Holy cow it’s been a minute. We went to Japan for a couple weeks and when I came back, I was feeling super chill. So chill that I didn’t want to get back into the swing of writing. It’s not just my retros that suffered, but all of my notes. My Obsidian Vault has cobwebs growing.
But if I just keep not writing, it’ll be a year before I write here again, and I really don’t want that to happen. So here I am, writing a… 6 week retro.
I’ve been working full time for just about 10 years now. During that time, I’ve traveled a lot for work, I’ve traveled a lot for conferences, and I’ve traveled a lot to see loved ones. But I never really traveled internationally, and I recently changed that.
Sienna and I spent 16 days in Japan, mostly in Tokyo. It was my first time there and I had a great time. It was wild that I could just go out walking around at like 11pm and things were safe and clean. We explored Akihabara, Ginza, Shibuya, Shinjuku, and Ikebukuro, and maybe one or two other areas I’m forgetting.
A lot of people have asked me my favorite part of the trip, and I’d be lying if I said anything other than the transit system. Trains in Japan are incredible. Missed your train? Don’t worry, another will be there in 5 minutes or less. Meanwhile if I miss Bart in the morning I might be waiting 20 minutes or more. We also took the Tokaido Shinkansen over to Kyoto and Osaka, and that was a super cool experience. I have heard a lot of people talk about how America should invest in high speed rail over the years, but now that I’ve experienced it first hand… damn.
I’ve been getting more into the Meshtastic scene, but my little Heltec radio has been a bit of a nightmare. While it was super cool to get and start experimenting with, I basically constantly have issues receiving or sending messages to the default LongFast channel. I will sometimes not get any messages for hours, then get many hours of messages all at once. My messages also often hit maximum retries without being delivered, despite being in an area with several other radios fairly close.
But even with the difficulties I’ve been having, I’m still super interested and I recently printed a little MOLLE holster for it, which was a super smooth print and fits wonderfully. I am considering getting a little solar outdoor node like this Atlavox S4. I’m sure I could make something for a cheaper price, but I feel like getting started it would be nice to just have something pre-fab.
I’ve finally decided to pull the trigger and I ordered an HL15 from 45 Home Lab. I’m going with the X11SPH-nCTF SuperMicro board, a Xeon Silver 4210 processor, and 64GB of memory.
This will be replacing my current media server, which is running Windows 10 on my old i7-3770K that used to be my state of the art gaming server. That machine is so old that it’s also not running an NVMe SSD, it’s running an engineering sample drive I got while I worked at Intel. I might bring the drive over to the new system, though. It’s getting pretty close to 1PB total bytes written, and I really want to see how far it goes. It has also only been powered off for less than 3 hours since it’s release date, which is very satisfying.
I’ve been pretty hesitant - I’ve been thinking about buying this for months, but it’s a pretty hefty expense, and technically my media server still works fine now. But overall I’m looking at this and thinking “If this lasts 10 years like my current one, the amortized price isn’t so big.” I have a lot of opportunity to fix some mistakes I made while building my current server over time, get to use some newer technology, and consolidate down so that I can combine my media server, my NAS, and the few random services I have running on pis and nucs aroudn the house. I think I’m also giving up on my home k3s cluster. That thing feels like pulling teeth whenever I want to work on it.
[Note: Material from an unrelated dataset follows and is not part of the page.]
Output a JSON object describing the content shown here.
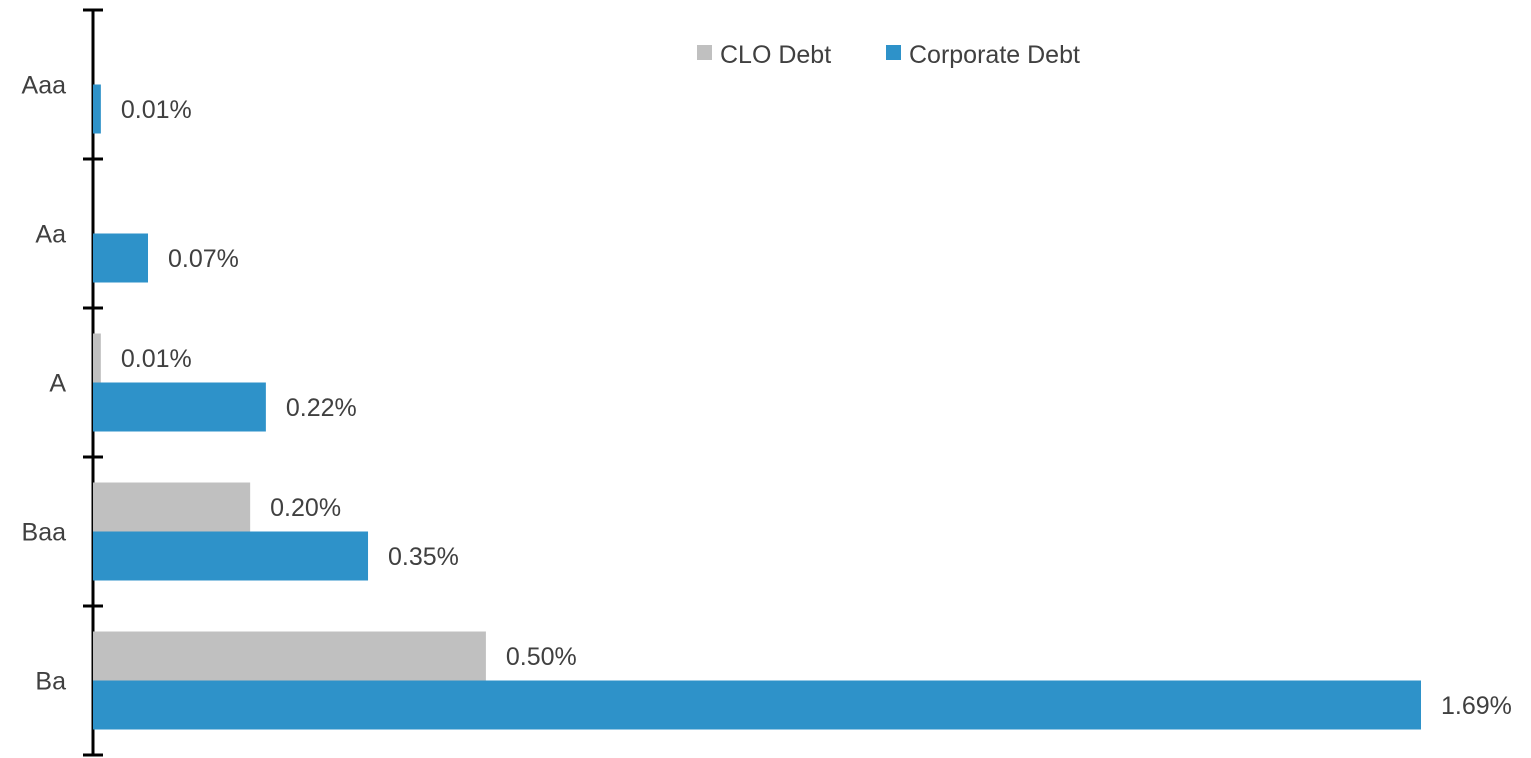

So I’m thinking TrueNAS Scale. I’d love to hear your opinions, though. I want something that is out of the way when I just want it to work, but that lets me tinker and customize when I want to.
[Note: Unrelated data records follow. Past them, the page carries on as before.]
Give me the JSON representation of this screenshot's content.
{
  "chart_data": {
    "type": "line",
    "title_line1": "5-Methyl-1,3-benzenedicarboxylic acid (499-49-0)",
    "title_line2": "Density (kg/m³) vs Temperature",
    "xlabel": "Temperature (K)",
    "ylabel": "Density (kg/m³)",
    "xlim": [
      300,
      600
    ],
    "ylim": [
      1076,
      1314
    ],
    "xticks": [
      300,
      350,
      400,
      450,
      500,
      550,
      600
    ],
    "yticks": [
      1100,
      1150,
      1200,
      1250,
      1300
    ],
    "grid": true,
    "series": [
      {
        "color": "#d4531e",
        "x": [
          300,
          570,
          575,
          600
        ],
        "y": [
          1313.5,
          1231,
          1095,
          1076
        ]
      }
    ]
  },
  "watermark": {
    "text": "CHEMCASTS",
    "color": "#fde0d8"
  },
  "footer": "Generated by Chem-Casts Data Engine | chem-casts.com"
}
I have a few microprojects that I am starting to develop. I’ve thought, for a long time, that I wanted to have my own services like my own image sharing service, my own pastebin, my own link shortener, etc. I know that all of these options have self-hosted options that are easy to install. But the usage model I’d like to consider is that only I can publish things to these services, but anyone can see them.
I built a link shortener on my laptop in about an hour the other night, and I think a personal-use link shortener might be the perfect first web development project for new developers. It’s easy to scope it pretty narrowly, and also easy to see new features that you might want. For example, at the base, you just need to submit the URL and return a short ID, and have a route that redirects the short ID to the URL. But then you can add some basic stats, like tracking each visit over time so you can see how popular it is on any given day. And you could do all this with just a json file, if you wanted, or a simple sqlite database once you want to improve it even more.
Anyways, I’m going to start recommending link shorteners as projects when someone wants to get started with development. Meanwhile I’m going to keep building my own little single-purpose tools.